Wednesday, September 5, 2018


According to The Economist (September 1-17, 2008), 22% of American adults "always or often feel lonely, or lack companionship, or else feel left out or isolated." The plague of loneliness is such that in January the British Prime Minister appointed "a minister for loneliness." (The same survey cited above found the same result for 23% of British adults.)

So I am not alone in feeling alone!

Loneliness itself is not new, of course. According to the article in The Economist, loneliness is "a reflex honed by natural selection. Early humans would have been at a disadvantage if isolated from a group."

The problem is that human beings are still disadvantaged when isolated, but the long-term isolation seems to be on the rise. until the 20th century most people lived in families, My father, for example, had 2 brothers and 4 sisters; and, apart form his military service during World War he never lived out of easy commuting distance from his siblings. Nowadays, however, more and more people live alone. Even worse, "From 1985 to 2009 the average size of an American's social network - defined by the number of confidants - declined by more than one-third." And, as everyone knows by now, membership is churches and other voluntary associations is on the decline. It seems as if the traditional ways in which most people experienced automatic connection with others or were able to forge personal connections of their own with others are all in serious decline.
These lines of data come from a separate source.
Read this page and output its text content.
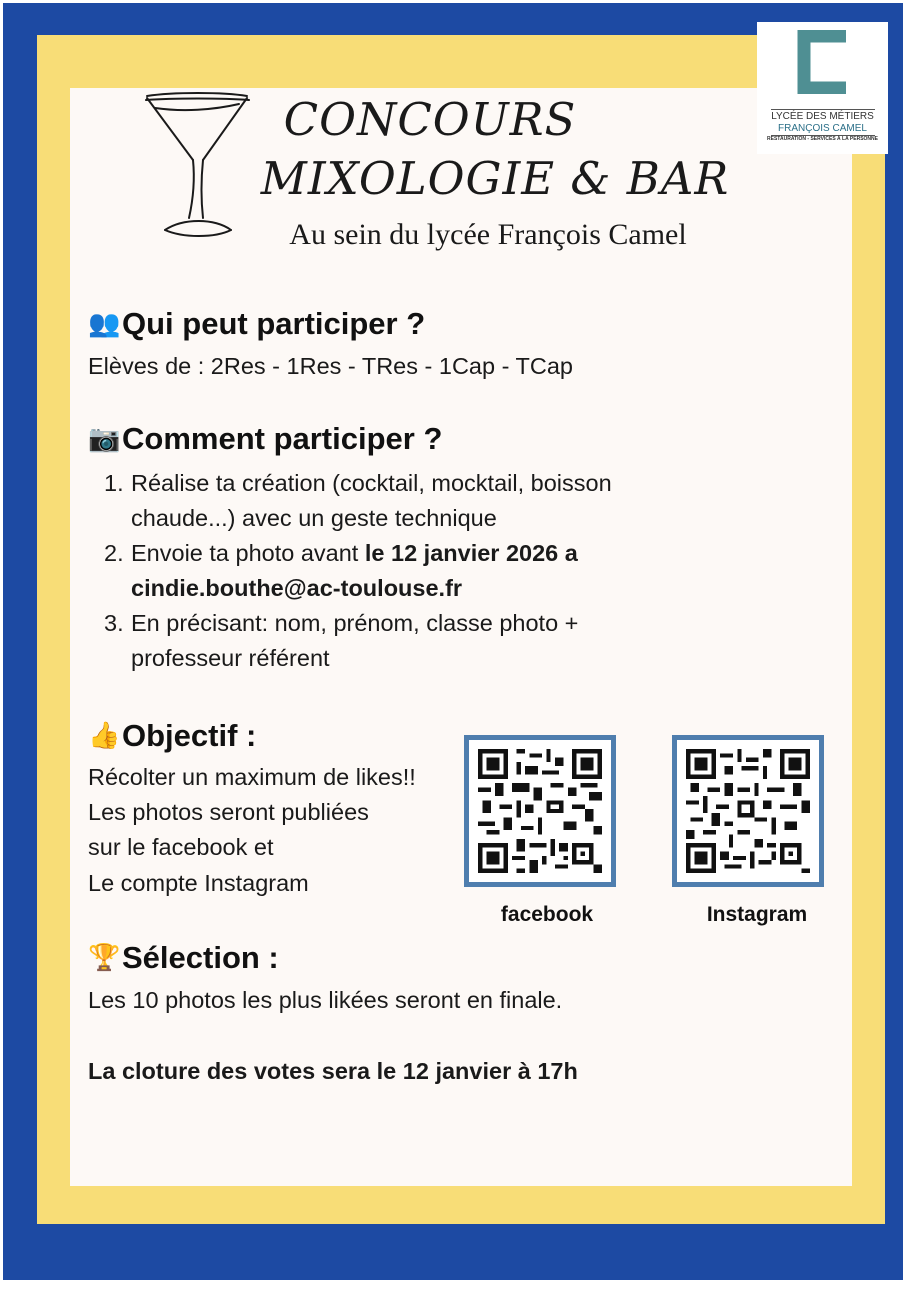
LYCÉE DES MÉTIERS
FRANÇOIS CAMEL
RESTAURATION - SERVICES À LA PERSONNE
CONCOURS
MIXOLOGIE & BAR
Au sein du lycée François Camel
👥Qui peut participer ?
Elèves de : 2Res - 1Res - TRes - 1Cap - TCap
📷Comment participer ?
1. Réalise ta création (cocktail, mocktail, boisson
chaude...) avec un geste technique
2. Envoie ta photo avant le 12 janvier 2026 a
cindie.bouthe@ac-toulouse.fr
3. En précisant: nom, prénom, classe photo +
professeur référent
👍Objectif :
Récolter un maximum de likes!!
Les photos seront publiées
sur le facebook et
Le compte Instagram
facebook	Instagram
🏆Sélection :
Les 10 photos les plus likées seront en finale.
La cloture des votes sera le 12 janvier à 17h
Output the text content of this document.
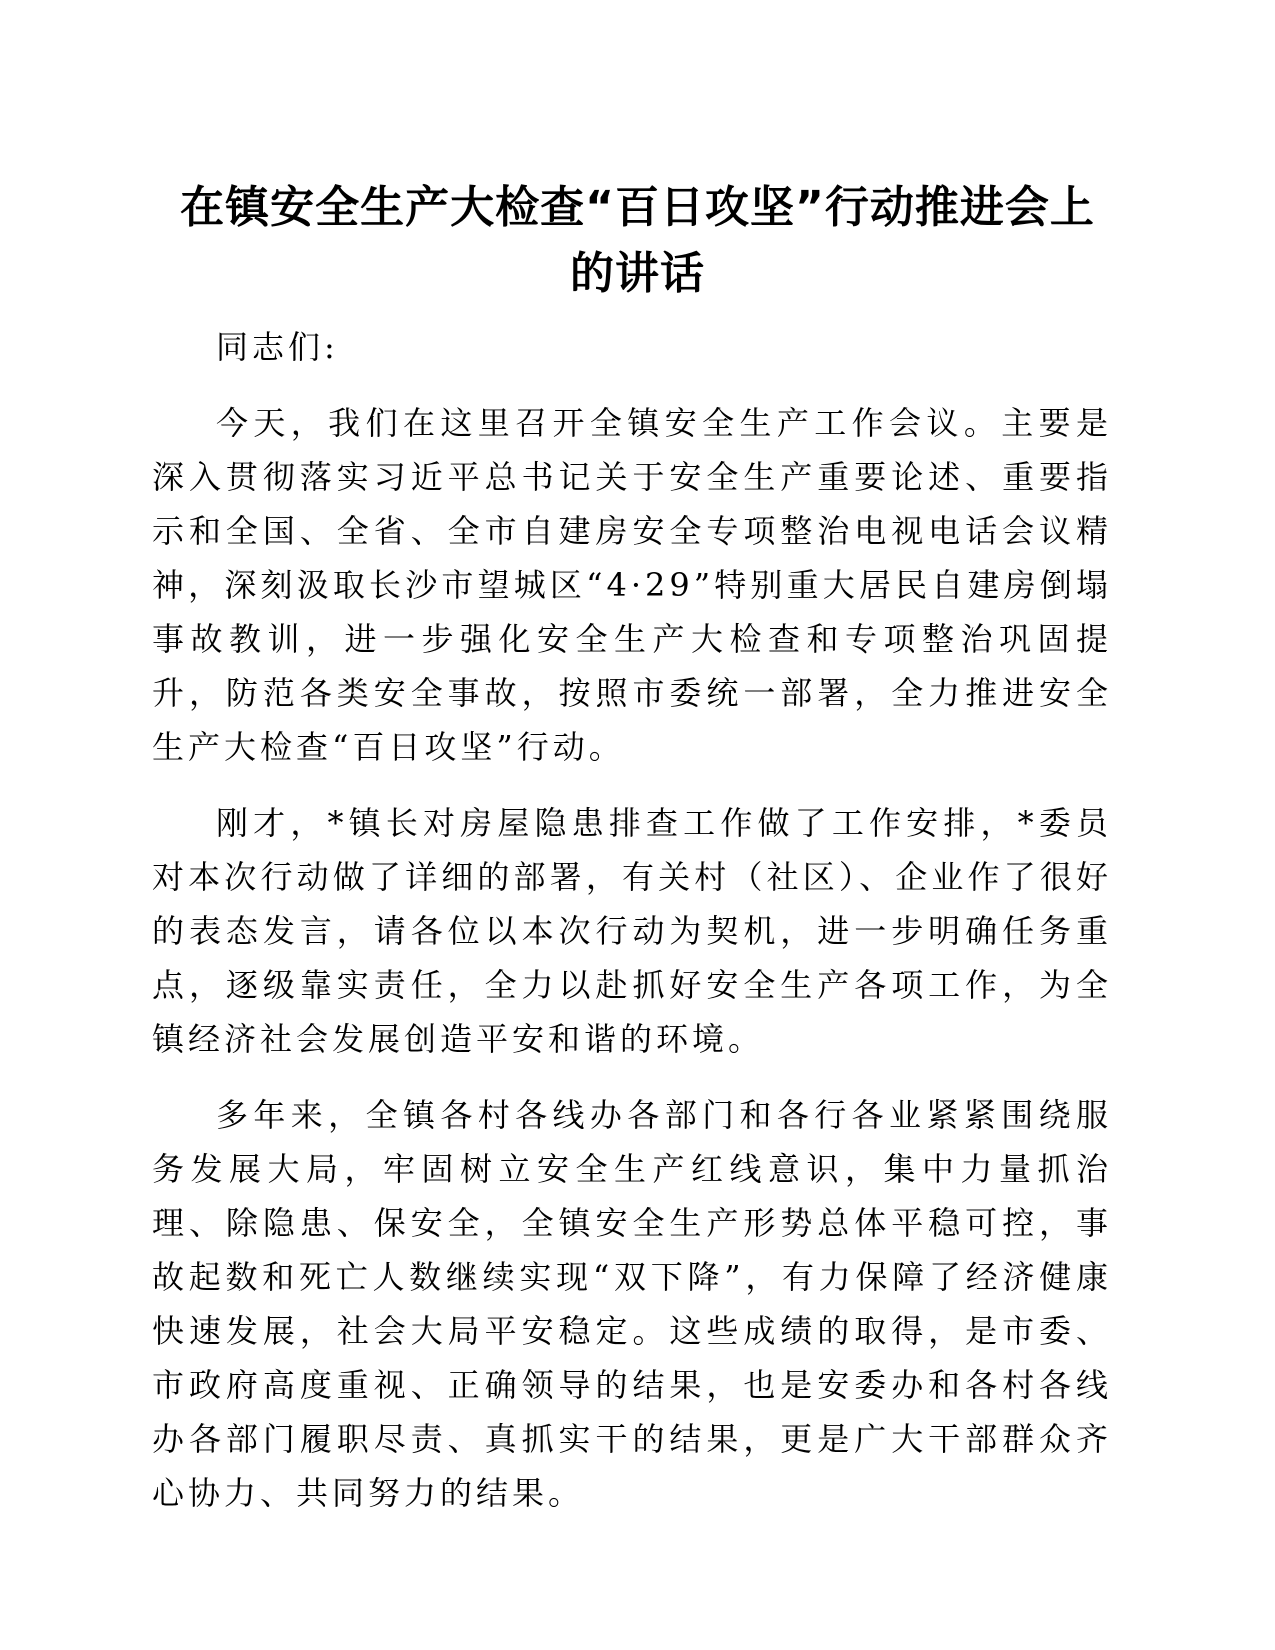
在镇安全生产大检查“百日攻坚”行动推进会上
的讲话

同志们:

今天，我们在这里召开全镇安全生产工作会议。主要是深入贯彻落实习近平总书记关于安全生产重要论述、重要指示和全国、全省、全市自建房安全专项整治电视电话会议精神，深刻汲取长沙市望城区“4·29”特别重大居民自建房倒塌事故教训，进一步强化安全生产大检查和专项整治巩固提升，防范各类安全事故，按照市委统一部署，全力推进安全生产大检查“百日攻坚”行动。

刚才，*镇长对房屋隐患排查工作做了工作安排，*委员对本次行动做了详细的部署，有关村（社区）、企业作了很好的表态发言，请各位以本次行动为契机，进一步明确任务重点，逐级靠实责任，全力以赴抓好安全生产各项工作，为全镇经济社会发展创造平安和谐的环境。

多年来，全镇各村各线办各部门和各行各业紧紧围绕服务发展大局，牢固树立安全生产红线意识，集中力量抓治理、除隐患、保安全，全镇安全生产形势总体平稳可控，事故起数和死亡人数继续实现“双下降”，有力保障了经济健康快速发展，社会大局平安稳定。这些成绩的取得，是市委、市政府高度重视、正确领导的结果，也是安委办和各村各线办各部门履职尽责、真抓实干的结果，更是广大干部群众齐心协力、共同努力的结果。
Of course, technology gets a good deal of the blame as well. As The Economist notes, "A sharp drop in how often American teenagers go out without their parents began in 2009, around when mobile phones became ubiquitous.

So what is to be done? Turning off the phone would certainly help! Even in contexts where there are actually other people around, withdrawal into one's phone can be an obvious way of isolating oneself. That is why, for example, in my own religious community, I have made it my personal policy to leave my phone in another room when i go to dinner. 

In the UK, the National health Service has apparently started "social prescribing" - sending patients to social activities in lieu of giving them medications! That sounds very interesting. But if loneliness is systemic, if it is built into the very structure of modern life, the problem may prove beyond fixing.